Yuan-Zhi Liu received the B.S. degree in physics, in 2007, and the Ph.D. degree in optics, in 2012, both from Sun Yat-sen University, Guangzhou, China.

He was a Post-Doctoral researcher at Ohio State University, Columbus, Ohio, in 2012. Since 2013, he has been a Post-Doctoral Research Associate in the Biophotonics Imaging Laboratory, Beckman Institute for Advanced Science and Technology, University of Illinois at Urbana-Champaign. His current research interests include biomedical imaging, especially the development and applications of optical coherence tomography, interferometric synthetic aperture microscopy, hardware/computational adaptive optics, and wavefront shaping.

Paul Scott Carney received the B.S. degree in engineering physics from the University of Illinois at Urbana-Champaign, Urbana, in 1994, and the Ph.D. degree from the University of Rochester, Rochester, NY, in 1999.

He was a Post-Doctoral Associate at Washington University, St. Louis, MO, from 1999 to 2001. He then joined the faculty of the Department of Electrical and Computer Engineering, University of Illinois at Urbana-Champaign. His current research interests include inverse problems, imaging, coherence theory, and other branches of optical physics.

Stephen A. Boppart (S’90–M’90–SM’06–F’11) was born in Harvard, IL, in 1968. He received the B.S. degree in electrical and bioengineering and the M.S. degree in electrical engineering from the University of Illinois at Urbana-Champaign, Urbana, IL, in 1990 and 1991, respectively, the Ph.D. degree in electrical and medical engineering from the Massachusetts Institute of Technology, Cambridge, in 1998, and the M.D. degree from Harvard Medical School, Boston, MA, in 2000.

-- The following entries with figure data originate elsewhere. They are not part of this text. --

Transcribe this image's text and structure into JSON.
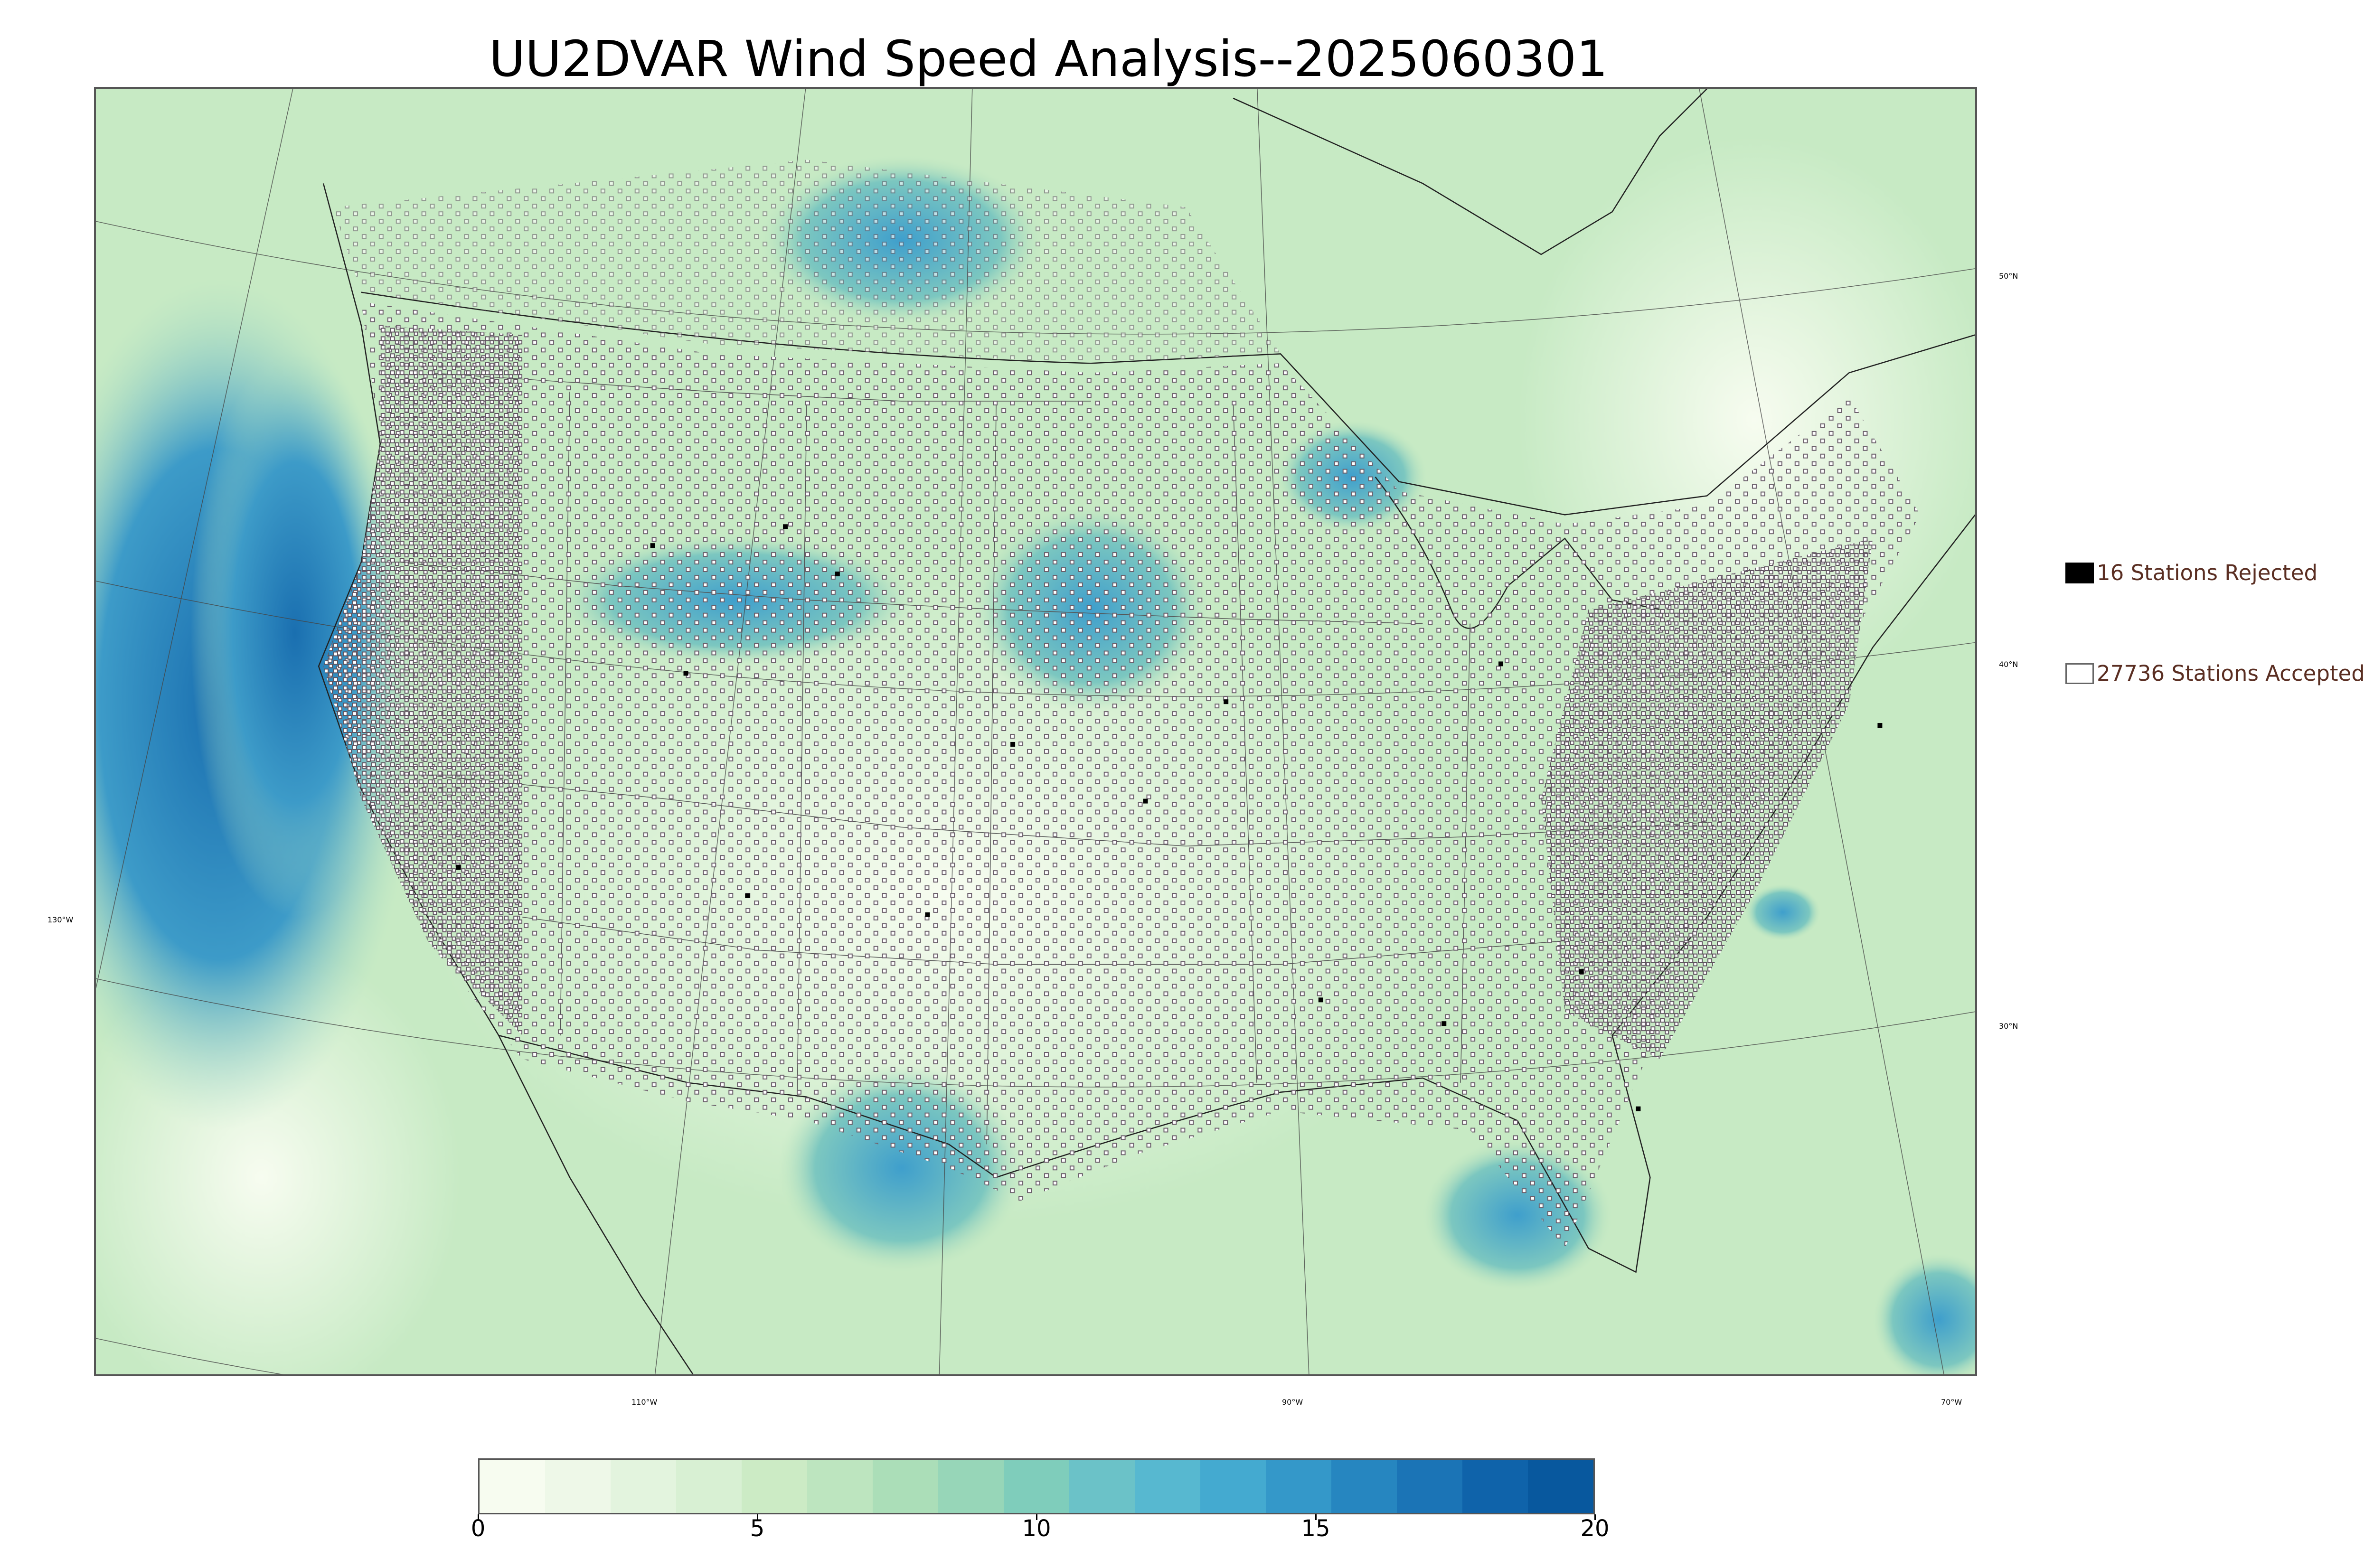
{
  "title": "UU2DVAR Wind Speed Analysis--2025060301",
  "map": {
    "latitude_labels": [
      "50°N",
      "40°N",
      "30°N"
    ],
    "longitude_labels": [
      "130°W",
      "110°W",
      "90°W",
      "70°W"
    ]
  },
  "legend": {
    "rejected": {
      "label": "16 Stations Rejected",
      "color": "#000000"
    },
    "accepted": {
      "label": "27736 Stations Accepted",
      "color": "#ffffff"
    }
  },
  "colorbar": {
    "min": 0,
    "max": 20,
    "tick_labels": [
      "0",
      "5",
      "10",
      "15",
      "20"
    ],
    "tick_values": [
      0,
      5,
      10,
      15,
      20
    ],
    "colors": [
      "#f7fcf0",
      "#eef8e8",
      "#e3f4de",
      "#d8f0d3",
      "#ccebc5",
      "#bde5bf",
      "#abdeb8",
      "#97d6b8",
      "#7fcdbb",
      "#6bc2c8",
      "#57b8d0",
      "#44aad0",
      "#3498c9",
      "#2686c0",
      "#1b74b6",
      "#0f63aa",
      "#08589e"
    ]
  }
}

He was a Research Scientist with the Air Force Laser Laboratory, Brooks Air Force Base, San Antonio, TX, where he was engaged in research on developing national (ANSI) and Air Force laser safety standards. Since 2000, he has been with the University of Illinois at Urbana-Champaign, Urbana, from where he completed residency training in internal medicine in 2005. He is currently an Able Bliss Professor of Engineering in the departments of Electrical and Computer Engineering, Bioengineering, and Medicine, the Head of the Biophotonics Imaging Laboratory, Beckman Institute for Advanced Science and Technology, University of Illinois at Urbana-Champaign, and also the Director of Imaging at Illinois. He has authored or coauthored more than 300 invited and contributed publications, and more than 670 invited and contributed presentations. He holds more than 40 patents, filed or pending. His research interests include the development of novel optical imaging technologies for biological and medical applications, with particular emphasis on translating these to clinical applications.

Dr. Boppart is a Fellow of IEEE, AAAS, OSA, SPIE, and AIMBE. He is also a member of the Biomedical Engineering Society, the American Association for Cancer Research, and the American Medical Association. He was named one of the top 100 innovators in the world by the Technology Review Magazine for his research in medical technology, and received the IEEE Engineering in Medicine and Biology Society Early Career Achievement Award. He received the Paul F. Forman Engineering Excellence Award from the Optical Society of America for dedication and advancement in undergraduate research education, and recently, the international Hans Sigrist Prize for his work in diagnostic laser medicine.